WESTLAKE VILLAGE, CA, (December 22, 2000) — Soldiers of the Government of Sudan's Popular Defense Forces (PDF) systematically gang-raped enslaved black African women and girls during and after slave raids on villages in Southern Sudan. This report is according to the testimonies of numerous redeemed slaves, which was documented by Christian Solidarity International (CSI), and independent researchers.
Some 4,119 slaves were redeemed between December 13-18, 2000 by CSI representatives John Eibner and Gunnar Wiebalck in four locations in the northern Bahr El Ghazal, Sudan. Since 1995, 42,537 slaves have been liberated through the cooperative efforts of CSI, Southern Sudanese Community leaders, and local Baggara Arabs.
Many of the liberated women and children bore thick, herniated scars, especially in the area of their breasts. This was the result of mutilation committed by the rapists. The following women were among those gang-raped by their armed captors.

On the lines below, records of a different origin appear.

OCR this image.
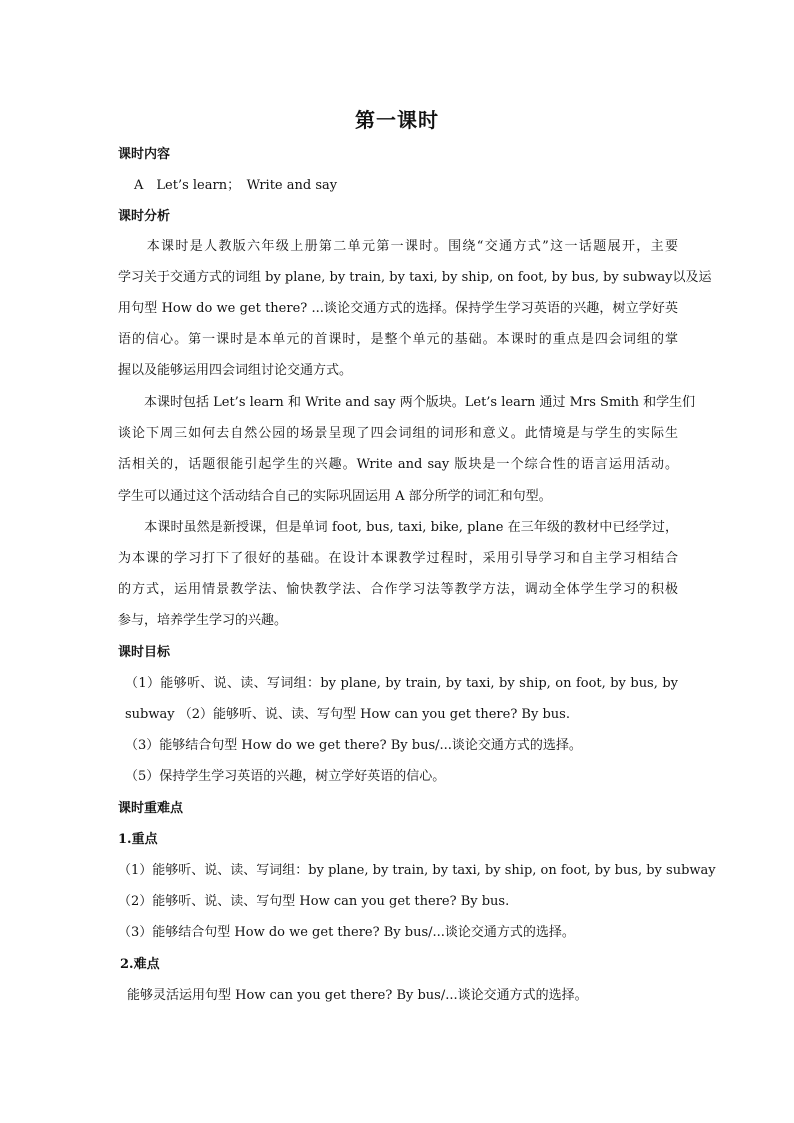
第一课时
课时内容
A　Let’s learn；　Write and say
课时分析
　　本课时是人教版六年级上册第二单元第一课时。围绕“交通方式”这一话题展开，主要
学习关于交通方式的词组 by plane, by train, by taxi, by ship, on foot, by bus, by subway以及运
用句型 How do we get there? ...谈论交通方式的选择。保持学生学习英语的兴趣，树立学好英
语的信心。第一课时是本单元的首课时，是整个单元的基础。本课时的重点是四会词组的掌
握以及能够运用四会词组讨论交通方式。
　　本课时包括 Let’s learn 和 Write and say 两个版块。Let’s learn 通过 Mrs Smith 和学生们
谈论下周三如何去自然公园的场景呈现了四会词组的词形和意义。此情境是与学生的实际生
活相关的，话题很能引起学生的兴趣。Write and say 版块是一个综合性的语言运用活动。
学生可以通过这个活动结合自己的实际巩固运用 A 部分所学的词汇和句型。
　　本课时虽然是新授课，但是单词 foot, bus, taxi, bike, plane 在三年级的教材中已经学过，
为本课的学习打下了很好的基础。在设计本课教学过程时，采用引导学习和自主学习相结合
的方式，运用情景教学法、愉快教学法、合作学习法等教学方法，调动全体学生学习的积极
参与，培养学生学习的兴趣。
课时目标
（1）能够听、说、读、写词组：by plane, by train, by taxi, by ship, on foot, by bus, by
subway （2）能够听、说、读、写句型 How can you get there? By bus.
（3）能够结合句型 How do we get there? By bus/...谈论交通方式的选择。
（5）保持学生学习英语的兴趣，树立学好英语的信心。
课时重难点
1.重点
（1）能够听、说、读、写词组：by plane, by train, by taxi, by ship, on foot, by bus, by subway
（2）能够听、说、读、写句型 How can you get there? By bus.
（3）能够结合句型 How do we get there? By bus/...谈论交通方式的选择。
2.难点
能够灵活运用句型 How can you get there? By bus/...谈论交通方式的选择。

Twenty-year-old Aluel Mangong Deng, said: "I was enslaved five years ago during a raid on my village, Agok. I tried to run away from the soldiers, but they caught me and threw me to the ground. I struggled to get away, so they held down my hands and feet and cut my throat and chest with a knife. As I grew faint, one of them named Mohammed raped me then and there. That night, I was raped again by different men. They came one after another. This also happened to other women, and even to young girls. It took up to 30 days before we reached Poulla, north of Babanusa. This kind of rape happened just about every day along the way."
Thirty-year-old Abuk Malek Ador, said: "I was captured in 1998. During the raid, all of the men were killed. Only children and women were driven to the North. Most of those killed were murdered by axes or knives. On the way to the North, I was raped by many soldiers. My daughter (2-year-old Akuel) is the product of these sexual assaults. I do not know who her father is because there were so many rapists."
Thirty-three-year-old Arek Garang Peath, stated: "I was captured last year. I was gang-raped and my children were beaten. In Kerieu, I was given to Abdullah. He encouraged his sons to rape me. All of them raped me. So did their friends. Whenever I tried to resist, I was brutally beaten."
The leaders of the black African communities affected by the Government of Sudan's slave raids estimate that over 100,000 people remain in bondage in Northern Sudan.
In his Jubilee Year Christmas Appeal to the UN High Commissioner for Human Rights, Mary Robinson, CSI's International President, the Rev. Hans Stuckelberger reaffirms CSI's obligation "to proclaim liberty to the Captives." In addition, he urges the Commission of Human Rights to support: 1) the High Commissioner's proposal for "preventative action…to disarm militias which abduct people for enslavement" in Sudan, and 2) the establishment of a mechanism for the prosecution of those guilty of the enslavement of black African women and children, and gang-rape, both of which are recognized as war crimes.
John D. Tayloe is the Executive Director of Christian Solidarity International in the Untied States. Christian Solidarity International (CSI), founded in 1977 by Rev. Hans Stuckelberger in Zurich, Switzerland, is a Christian human rights organization for religious liberty, helping victims of religious repression, victimized children, and victims of disaster. Currently CSI has representatives in 16 countries including the United States. CSI is at the forefront of the campaign to abolish slavery in Sudan.